Wielu samozatrudnionych w Polsce opłaca najniższe składki na obowiązkowe ubezpieczenie społeczne – zauważa piątkowa „Gazeta Wyborcza”.
Minimalna podstawa wymiaru składek wynosi 60 proc. średniej pensji. W konsekwencji ich emerytury będą bardzo niskie, często na poziomi emerytury minimalnej.
Już dziś przeciętna emerytura przedsiębiorcy jest o 18 proc. niższa od tej wypłacanej z ZUS.
- Jeśli samozatrudnieni ograniczą się wyłącznie do płacenia obowiązkowych składek, ich emerytury w przyszłości będą na poziomie zbliżonym do minimalnych świadczeń – mówi na łamach „Gazety Wyborczej” Łukasz Kozłowski, ekonomista w Federacji Przedsiębiorców.
Samozatrudnieni nie skorzystają z PPK, bo ich istotą jest współudział pracownika i pracodawcy w budowaniu długoterminowych oszczędności. W przypadku przedsiębiorców wpłaty musiałyby być realizowane wyłącznie przez nich samych.

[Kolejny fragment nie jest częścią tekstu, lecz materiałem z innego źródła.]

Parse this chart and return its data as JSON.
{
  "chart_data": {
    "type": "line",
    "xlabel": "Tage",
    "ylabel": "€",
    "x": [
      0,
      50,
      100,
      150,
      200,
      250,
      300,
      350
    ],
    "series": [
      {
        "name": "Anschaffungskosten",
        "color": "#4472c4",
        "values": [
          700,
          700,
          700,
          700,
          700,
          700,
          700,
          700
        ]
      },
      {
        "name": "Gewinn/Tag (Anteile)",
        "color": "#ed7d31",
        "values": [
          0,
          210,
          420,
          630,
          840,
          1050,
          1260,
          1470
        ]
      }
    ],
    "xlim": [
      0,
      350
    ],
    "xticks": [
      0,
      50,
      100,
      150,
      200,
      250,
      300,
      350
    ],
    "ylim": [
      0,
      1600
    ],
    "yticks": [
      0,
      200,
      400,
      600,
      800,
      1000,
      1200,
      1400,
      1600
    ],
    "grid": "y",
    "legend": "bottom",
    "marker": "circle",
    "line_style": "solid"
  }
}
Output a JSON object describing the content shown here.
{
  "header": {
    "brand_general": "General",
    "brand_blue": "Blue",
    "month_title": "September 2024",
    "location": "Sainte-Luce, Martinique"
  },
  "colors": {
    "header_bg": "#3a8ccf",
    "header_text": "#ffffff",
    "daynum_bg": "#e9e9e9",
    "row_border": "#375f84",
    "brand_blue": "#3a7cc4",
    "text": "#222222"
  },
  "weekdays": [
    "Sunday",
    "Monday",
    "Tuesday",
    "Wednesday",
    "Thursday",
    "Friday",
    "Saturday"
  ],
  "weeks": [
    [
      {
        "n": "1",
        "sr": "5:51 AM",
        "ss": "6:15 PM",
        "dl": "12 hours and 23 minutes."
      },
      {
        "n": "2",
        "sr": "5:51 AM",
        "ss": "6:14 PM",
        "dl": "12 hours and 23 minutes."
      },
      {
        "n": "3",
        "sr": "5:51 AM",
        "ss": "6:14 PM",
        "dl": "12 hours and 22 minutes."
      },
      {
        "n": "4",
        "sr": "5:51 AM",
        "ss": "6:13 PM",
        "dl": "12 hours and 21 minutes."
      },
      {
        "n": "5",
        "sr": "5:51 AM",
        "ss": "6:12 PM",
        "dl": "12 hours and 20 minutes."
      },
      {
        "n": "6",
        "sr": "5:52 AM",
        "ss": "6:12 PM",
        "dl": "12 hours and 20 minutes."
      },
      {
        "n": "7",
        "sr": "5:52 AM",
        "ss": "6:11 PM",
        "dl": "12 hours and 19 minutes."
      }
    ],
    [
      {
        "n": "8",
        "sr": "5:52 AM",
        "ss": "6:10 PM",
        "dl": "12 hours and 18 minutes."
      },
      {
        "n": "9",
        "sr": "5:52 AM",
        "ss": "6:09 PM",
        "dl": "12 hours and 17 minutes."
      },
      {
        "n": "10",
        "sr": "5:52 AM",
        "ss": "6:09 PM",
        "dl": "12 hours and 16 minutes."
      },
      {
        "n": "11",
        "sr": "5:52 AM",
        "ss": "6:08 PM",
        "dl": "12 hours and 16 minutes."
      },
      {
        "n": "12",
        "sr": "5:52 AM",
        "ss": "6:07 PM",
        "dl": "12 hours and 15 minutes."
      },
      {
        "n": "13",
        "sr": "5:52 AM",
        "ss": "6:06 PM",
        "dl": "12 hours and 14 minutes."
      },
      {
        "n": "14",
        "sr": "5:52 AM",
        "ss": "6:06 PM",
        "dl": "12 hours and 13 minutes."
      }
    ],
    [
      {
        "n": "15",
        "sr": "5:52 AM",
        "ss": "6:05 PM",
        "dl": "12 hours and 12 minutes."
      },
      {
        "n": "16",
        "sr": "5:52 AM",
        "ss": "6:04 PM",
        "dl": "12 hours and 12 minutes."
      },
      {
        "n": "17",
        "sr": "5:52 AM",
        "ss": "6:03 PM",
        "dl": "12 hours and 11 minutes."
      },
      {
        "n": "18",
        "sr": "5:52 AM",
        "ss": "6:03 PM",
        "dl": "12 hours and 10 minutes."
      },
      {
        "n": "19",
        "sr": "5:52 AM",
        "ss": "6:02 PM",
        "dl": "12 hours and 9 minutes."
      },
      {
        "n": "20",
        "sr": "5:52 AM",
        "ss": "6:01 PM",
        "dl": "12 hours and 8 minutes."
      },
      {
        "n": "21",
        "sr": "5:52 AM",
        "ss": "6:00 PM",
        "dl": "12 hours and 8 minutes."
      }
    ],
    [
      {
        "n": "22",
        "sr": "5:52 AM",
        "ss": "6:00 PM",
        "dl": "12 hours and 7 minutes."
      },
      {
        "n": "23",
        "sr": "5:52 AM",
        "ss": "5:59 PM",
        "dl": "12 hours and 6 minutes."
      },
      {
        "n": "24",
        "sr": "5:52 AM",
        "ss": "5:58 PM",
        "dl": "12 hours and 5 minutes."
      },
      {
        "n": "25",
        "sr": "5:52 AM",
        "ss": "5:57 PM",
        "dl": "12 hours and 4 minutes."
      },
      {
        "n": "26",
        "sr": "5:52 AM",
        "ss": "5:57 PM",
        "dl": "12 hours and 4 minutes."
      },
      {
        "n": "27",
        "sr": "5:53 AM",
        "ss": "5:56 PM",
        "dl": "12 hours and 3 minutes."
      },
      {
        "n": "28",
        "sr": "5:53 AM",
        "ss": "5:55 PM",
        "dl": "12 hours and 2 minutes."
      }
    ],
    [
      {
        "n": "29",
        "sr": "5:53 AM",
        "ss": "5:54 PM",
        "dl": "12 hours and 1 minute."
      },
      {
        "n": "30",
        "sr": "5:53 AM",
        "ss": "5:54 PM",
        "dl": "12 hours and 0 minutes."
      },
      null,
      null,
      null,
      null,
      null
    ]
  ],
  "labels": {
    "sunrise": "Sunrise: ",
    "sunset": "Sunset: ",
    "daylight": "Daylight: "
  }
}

Rozwiązaniem jest większy limit wpłat na indywidualne konta zabezpieczenia emerytalnego (IKZE). Limit wyniesie 1,8 –krotność przeciętnego prognozowanego wynagrodzenia brutto ustalonego w projekcie ustawy budżetowej i będzie obowiązywać od 1 stycznia 2021 r.
Czy to rozwiąże problem głodowych emerytur samozatrudnionych?
- W przypadku osób oszczędzających kilkadziesiąt lat – tak, ale w przypadku samozatrudnionych o perspektywie kilku czy kilkunastu lat do emerytury kwota kilkudziesięciu tysięcy złotych może nie wystarczyć – ocenia Marcin Wojewódka, wiceprezes Instytutu Emerytalnego.
Niskie składki emerytalne samozatrudnionych mają też drugie dno. Rząd podnosi emerytury minimalne, zwiększając dopłaty do systemu. Wpłaty do IKZE, podobnie jak do PPK zwiększają dochody samozatrudnionych ale nie będą uwzględniane w wyliczeniach ZUS.
- Jeśli ze składek wpłacanych do ZUS będzie wynikała emerytura w wysokości 700 zł, to nawet jeśli taka osoba za sprawą IKZE lub PPK będzie miała dodatkowe 600 zł, to ZUS tego nie uwzględni i podniesie emeryturę do emerytury minimalnej – tłumaczy na łamach „GW” Aleksander Łaszek, ekonomista Forum Obywatelskiego Rozwoju.